The protocol can be carried out by anyone, on any type of registered vehicle (car, van, truck, etc.), from April 1st to September 30th. The Bugs Matter app is available for download on Android (Google Play) and iPhone (App Store).

Before a trip, clean the front license plate. Open the Bugs Matter app. During the trip, keep the app and geolocation active. At the end of the trip, take a photo of the license plate with the app. The date, time, and trip details are submitted via the app.

== History ==
In June 2004, the Royal Society for the Protection of Birds (RSPB) introduce an innovative tool, the splatometer, a paper grid for counting insect impacts on license plates. The name splatometer is a humorous portmanteau of the English onomatopoeia "splat": the sound an insect makes when it splatters. The program is called the Big Bug Count and attracte 40,000 participants.

Fifteen years later, the conservation groups Buglife and Kent Wildlife Trust revive the program in Kent. The study take place from June 1 to August 31, 2019. The following year, it can not be conducted due to the COVID-19 lockdown in the United Kingdom.

In 2021, the program is expanded to the entire United Kingdom. The Bugs Matter mobile app is launched. It records the exact route of the vehicle. Paper "splatometers" are permanently phased out in 2023, and become virtual. From 2024, the study period is extended to include April and September.

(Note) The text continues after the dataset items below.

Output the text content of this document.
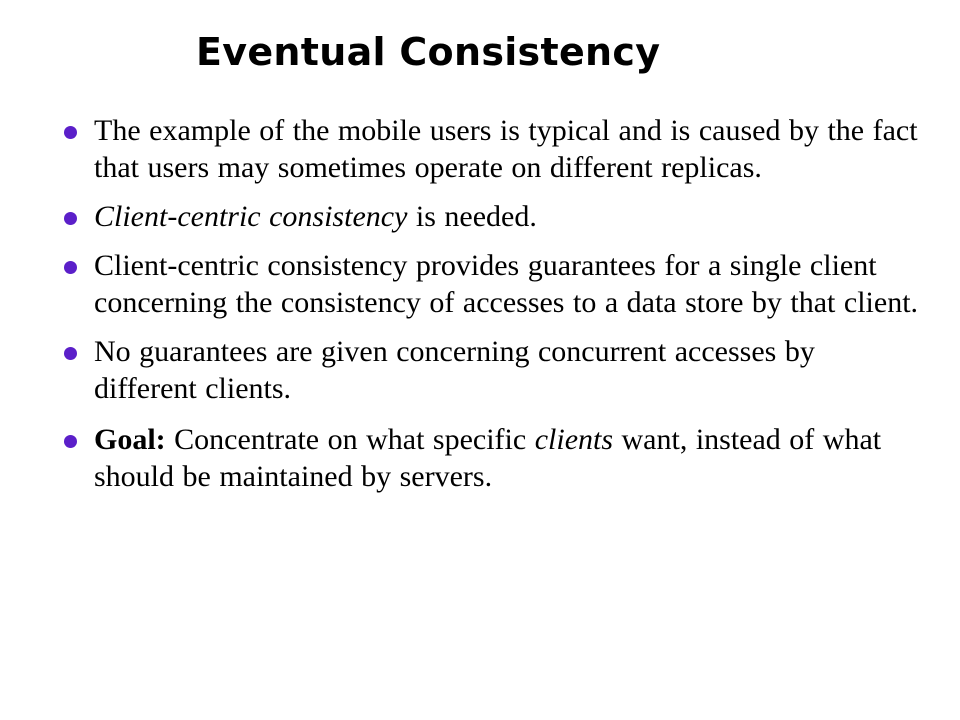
Eventual Consistency
The example of the mobile users is typical and is caused by the fact that users may sometimes operate on different replicas.
Client-centric consistency is needed.
Client-centric consistency provides guarantees for a single client concerning the consistency of accesses to a data store by that client.
No guarantees are given concerning concurrent accesses by different clients.
Goal: Concentrate on what specific clients want, instead of what should be maintained by servers.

In 2025, the program is expanded to Ireland. More than 10,000 motorists are registered. A study covering the period 2021–2024 reveale that the UK's flying insect population has declined by 63%. A dashboard for sharing the results is developed.

In April 2026, the protocol is translated and deployed in France by the National Museum of Natural History, France.

The idea is that license plates are standardized, all have the same size, the same orientation, and are placed at almost the same height. The French organisations Noé and OPIE are partners, as well as the French Office for Biodiversity.